Trema, si tampona il viso con il fazzoletto di cotone bianco. E con gli occhi grandi persi dentro la telecamera, confessa: «Eh si, ho ucciso io mia mamma, sto male. Non ce l'ho fatta, non ce la facevo più».
Lorenzo Carbone, 50 anni, resta inchiodato tra il microfono delle dirette tv del pomeriggio e il portoncino di casa. «Ma sei stati tu?». Ammette tutto, lo avrebbe ammesso probabilmente anche dopo meno di due minuti di interrogatorio davanti agli inquirenti, ma crolla così, inerme, per strada, in collegamento con Pomeriggio 5.
Mentre i carabinieri e i vigili del fuoco lo cercano dal giorno prima con i droni, a trovarlo sono i giornalisti di Pomeriggio Cinque, sotto la sua casa.
Lorenzo era il sospettato numero uno per la morte di Loretta Levrini, 80 anni, l'anziana madre con cui viveva a Spezzano di Fiorano, provincia di Modena, trovata morta domenica. A dare l'allarme era stata l'altra figlia, che era andata a trovare la madre malata nel pomeriggio.
Lorenzo ha tentato una goffa fuga, né pianificata né furba, a Pavullo, il paese accanto, dove ha girovagato tutta la notte per strada. Soltanto un istinto di allontanarsi da quel letto dove c'era la mamma morta, di dissociarsi da ciò che aveva fatto. Poi, quando si è trovato le telecamere di fronte ha confessato, fragile e indifeso, come a dire: se c'è la tv, allora è tutto vero, non ho scampo.
«L'hai strangolata?». «Sì, l'ho strangolata. Prima ho provato con il cuscino, non riuscivo, ho provato con la federa. E alla fine ho usato i nastrini, cioè i lacci» ha raccontato in evidente stato di choc.
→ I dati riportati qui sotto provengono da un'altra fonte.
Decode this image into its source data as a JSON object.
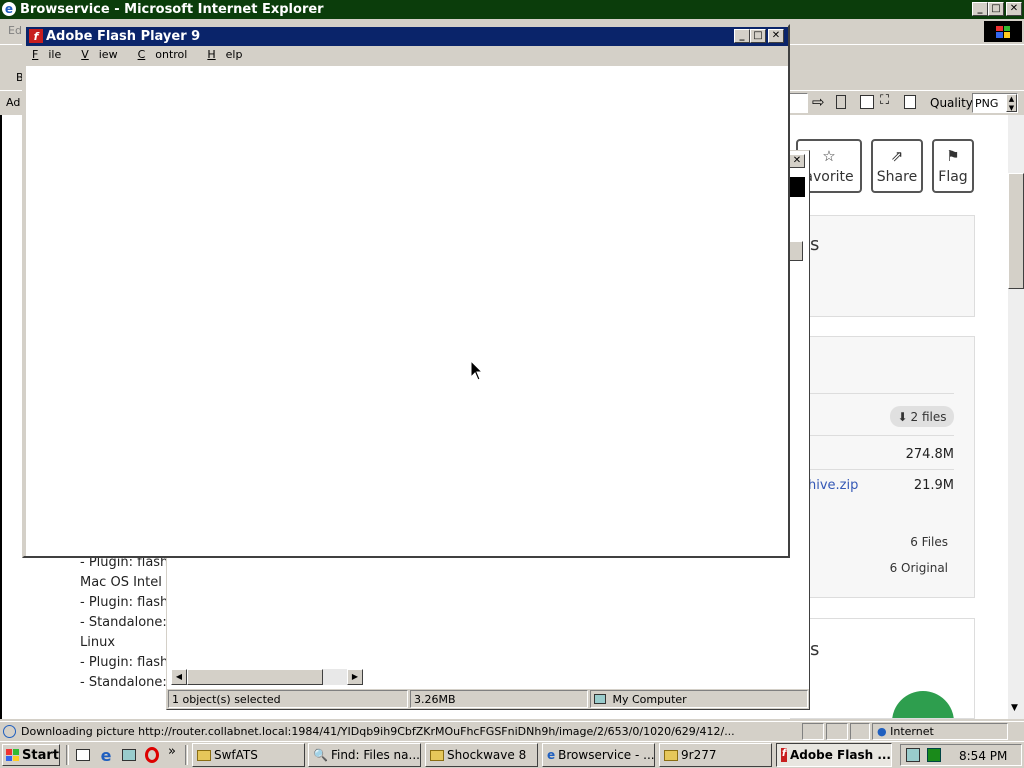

«Perché?». «Non ce la facevo più, cioè, con la mamma ogni tanto litigavo, mi faceva arrabbiare, perché ripeteva sempre le stesse cose, perché 'la Nadia (la sorella, ndr) ha fatto il letto, ha fatto questo'. Era tra la demenza e l'Alzheimer, diceva cose strane, mi faceva male. Non riuscivo più a gestirla, non so perché l'ho fatto. Sto male».
Poi la mano a tappare la bocca, a coprire gli occhi, il pianto soffocato in gola, e quello sguardo spaventato, quasi a chiedere aiuto.
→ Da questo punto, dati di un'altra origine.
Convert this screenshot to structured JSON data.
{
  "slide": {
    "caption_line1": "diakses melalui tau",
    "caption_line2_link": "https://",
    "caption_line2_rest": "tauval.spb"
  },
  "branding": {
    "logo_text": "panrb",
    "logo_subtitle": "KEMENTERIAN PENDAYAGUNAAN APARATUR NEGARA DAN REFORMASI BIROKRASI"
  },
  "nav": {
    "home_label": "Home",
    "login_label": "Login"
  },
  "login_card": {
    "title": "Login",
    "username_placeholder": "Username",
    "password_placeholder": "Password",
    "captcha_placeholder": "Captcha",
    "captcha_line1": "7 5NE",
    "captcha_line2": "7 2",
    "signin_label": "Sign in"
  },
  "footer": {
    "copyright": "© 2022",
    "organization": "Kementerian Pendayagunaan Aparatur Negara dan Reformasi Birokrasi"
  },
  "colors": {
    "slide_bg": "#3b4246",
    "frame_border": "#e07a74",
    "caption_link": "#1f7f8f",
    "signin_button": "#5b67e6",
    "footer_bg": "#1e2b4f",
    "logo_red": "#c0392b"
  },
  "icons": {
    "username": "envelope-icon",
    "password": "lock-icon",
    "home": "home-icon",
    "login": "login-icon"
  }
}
Secondo quanto riportato dal cronista di Pomeriggio cinque, l'uomo, che era in evidente stato confusionale, avrebbe poi raccontato di avere timore di essere picchiato dai parenti per quanto fatto. Non il carcere, quindi, ma la paura per la rabbia dei parenti a renderlo così nervoso. Alla domanda se fosse seguito da uno psichiatra o dai servizi sociali ha risposto di no. «Non sono in cura, da nessuna parte, mi è venuto così, d'istinto». Le indagini, coordinate dal pm Giuseppe Amara, chiariranno anche questo punto. In base a quanto raccontano gli abitanti del quartiere, mamma e figlio convivevano in quella casa da molti anni. Un rapporto quasi simbiotico, dice chi li vedeva in giro: schivi ma affiatati, almeno in apparenza.
L'amarezza sta nel constatare come la fragilità - evidente - di Lorenzo abbia
convissuto con quella della madre anziana, affetta, sembra, da demenza. E, prima di condannare il killer, va probabilmente scavato il disagio psichico dell'uomo, che probabilmente non era in grado di badare alla mamma malata.